Klimmts Versuch, die aktuelle prekäre Situation der DB AG der alten Bundesregierung anzulasten, ist ein plumpes Täuschungs- und Ablenkungsmanöver. Fakt ist vielmehr:
- Die CDU hat die während der SPD-Regierungszeit eingeleitete drastische Netzreduzierung der DB - Stichwort "Betriebswirtschaftlich optimales Netz" - gestoppt und statt dessen die Bahnreform und die Regionalisierung im Schienenpersonennahverkehr auf den Weg gebracht und umgesetzt.
- Die CDU-geführte Bundesregierung hat mit der Bahnreform die Entschuldung um 70 Mrd. DM vorgenommen, die Mehrbelastung aus dem Produktivitätsrückstand der Deutschen Reichsbahn von rd. 50 Mrd. DM und den investiven Nachholbedarf der DR von 32,5 Mrd. DM übernommen. Die DB konnte am 05. Januar 1994 als AG mit einem Stammkapital von 4,2 Mrd. DM starten.
- Die CDU-geführte Bundesregierung hat mit ihrem Regionalisierungsgesetz eine ausreichende Verkehrsbedienung im ÖPNV als Aufgabe der Daseinsvorsorge sichergestellt. Die Länder erhalten aus dem Mineralölsteueraufkommen Regionalisierungsmittel und Mittel des Gemeindeverkehrsfinanzierungsgesetzes (GVFG) in Höhe von jährlich rd. 16 Mrd. DM. Dies ist eine zweckgerechte Verwendung - im Gegensatz zur rot-grünen Mogelpackung "Öko-Steuer".

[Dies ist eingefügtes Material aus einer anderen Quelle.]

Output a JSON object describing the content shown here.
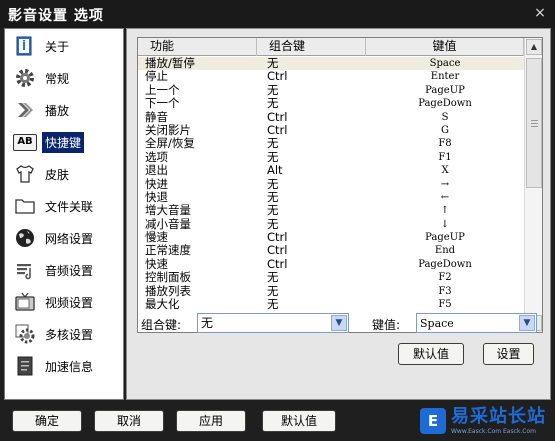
{
  "window": {
    "title": "影音设置 选项",
    "close_glyph": "×"
  },
  "sidebar": {
    "items": [
      {
        "label": "关于",
        "icon": "info-book-icon"
      },
      {
        "label": "常规",
        "icon": "gear-icon"
      },
      {
        "label": "播放",
        "icon": "play-arrow-icon"
      },
      {
        "label": "快捷键",
        "icon": "keyboard-ab-icon",
        "active": true
      },
      {
        "label": "皮肤",
        "icon": "tshirt-icon"
      },
      {
        "label": "文件关联",
        "icon": "folder-icon"
      },
      {
        "label": "网络设置",
        "icon": "globe-icon"
      },
      {
        "label": "音频设置",
        "icon": "audio-bars-icon"
      },
      {
        "label": "视频设置",
        "icon": "tv-icon"
      },
      {
        "label": "多核设置",
        "icon": "multicore-gear-icon"
      },
      {
        "label": "加速信息",
        "icon": "document-icon"
      }
    ]
  },
  "ab_icon_text": "AB",
  "shortcuts": {
    "headers": [
      "功能",
      "组合键",
      "键值"
    ],
    "rows": [
      [
        "播放/暂停",
        "无",
        "Space"
      ],
      [
        "停止",
        "Ctrl",
        "Enter"
      ],
      [
        "上一个",
        "无",
        "PageUP"
      ],
      [
        "下一个",
        "无",
        "PageDown"
      ],
      [
        "静音",
        "Ctrl",
        "S"
      ],
      [
        "关闭影片",
        "Ctrl",
        "G"
      ],
      [
        "全屏/恢复",
        "无",
        "F8"
      ],
      [
        "选项",
        "无",
        "F1"
      ],
      [
        "退出",
        "Alt",
        "X"
      ],
      [
        "快进",
        "无",
        "→"
      ],
      [
        "快退",
        "无",
        "←"
      ],
      [
        "增大音量",
        "无",
        "↑"
      ],
      [
        "减小音量",
        "无",
        "↓"
      ],
      [
        "慢速",
        "Ctrl",
        "PageUP"
      ],
      [
        "正常速度",
        "Ctrl",
        "End"
      ],
      [
        "快速",
        "Ctrl",
        "PageDown"
      ],
      [
        "控制面板",
        "无",
        "F2"
      ],
      [
        "播放列表",
        "无",
        "F3"
      ],
      [
        "最大化",
        "无",
        "F5"
      ]
    ],
    "selected_row": 0
  },
  "scroll": {
    "up": "▲",
    "down": "▼"
  },
  "editor": {
    "modifier_label": "组合键:",
    "modifier_value": "无",
    "key_label": "键值:",
    "key_value": "Space",
    "arrow": "▼",
    "default_button": "默认值",
    "set_button": "设置"
  },
  "footer": {
    "ok": "确定",
    "cancel": "取消",
    "apply": "应用",
    "defaults": "默认值"
  },
  "watermark": {
    "mark": "E",
    "title": "易采站长站",
    "subtitle": "Www.Easck.Com  Easck.Com"
  }
}
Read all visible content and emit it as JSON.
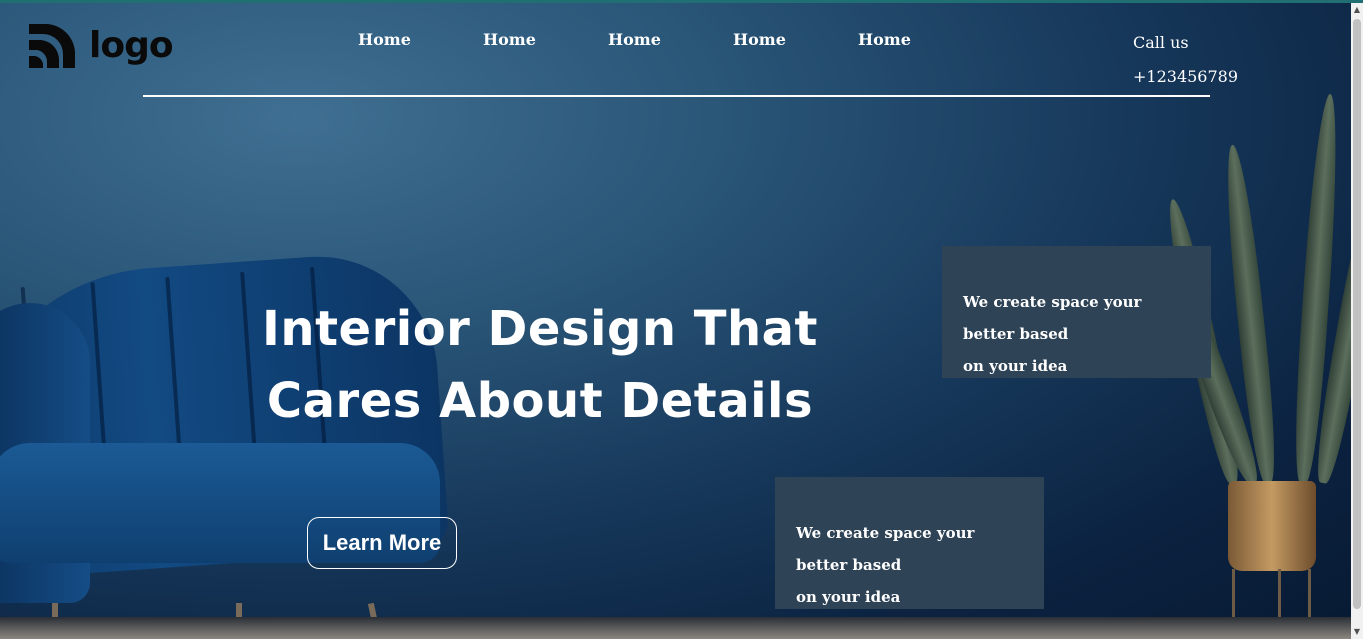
{
  "brand": {
    "logo_text": "logo",
    "logo_icon": "signal-arcs-icon",
    "logo_color": "#0a0a0a"
  },
  "nav": {
    "items": [
      {
        "label": "Home"
      },
      {
        "label": "Home"
      },
      {
        "label": "Home"
      },
      {
        "label": "Home"
      },
      {
        "label": "Home"
      }
    ]
  },
  "contact": {
    "label": "Call us",
    "phone": "+123456789"
  },
  "hero": {
    "headline_line1": "Interior Design That",
    "headline_line2": "Cares About Details",
    "cta_label": "Learn More"
  },
  "cards": [
    {
      "line1": "We create space your better based",
      "line2": "on your idea"
    },
    {
      "line1": "We create space your better based",
      "line2": "on your idea"
    }
  ],
  "colors": {
    "card_bg": "#2f4356",
    "text": "#ffffff",
    "accent_topline": "#1f6f73"
  }
}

- Die CDU-geführte Bundesregierung hat den Aufbau Ost insbesondere auch bei der Schiene in geradezu beispielhafter Weise vorangetrieben. Neben den investiven Altlasten (s.o.) wurden in den Jahren 1991 bis 1998 rd. 35 Mrd. DM in den Ausbau des Schienenwegenetzes investiert, d.s. rd. 46 % der Investitionen in die Verkehrswege in den NBL. Zusätzlich wurden im Rahmen der GVFG-Mittel in diesem Zeitraum rd. 14 Mrd. DM vor allem für den Wiederaufbau der S-Bahnen, Stadt- und Regionalbahnen zur Verfügung gestellt.
- Angesichts dieser Fakten ist es absurd, der alten Bundesregierung Fehler und Versäumnisse vorzuwerfen. Wir fordern von Rot-Grün jetzt umgehendes Handeln statt fortwährendes taktisches Geplänkel. Wir fordern die umgehende Vorlage der Konzepte von Bundesregierung und Bahnvorstand.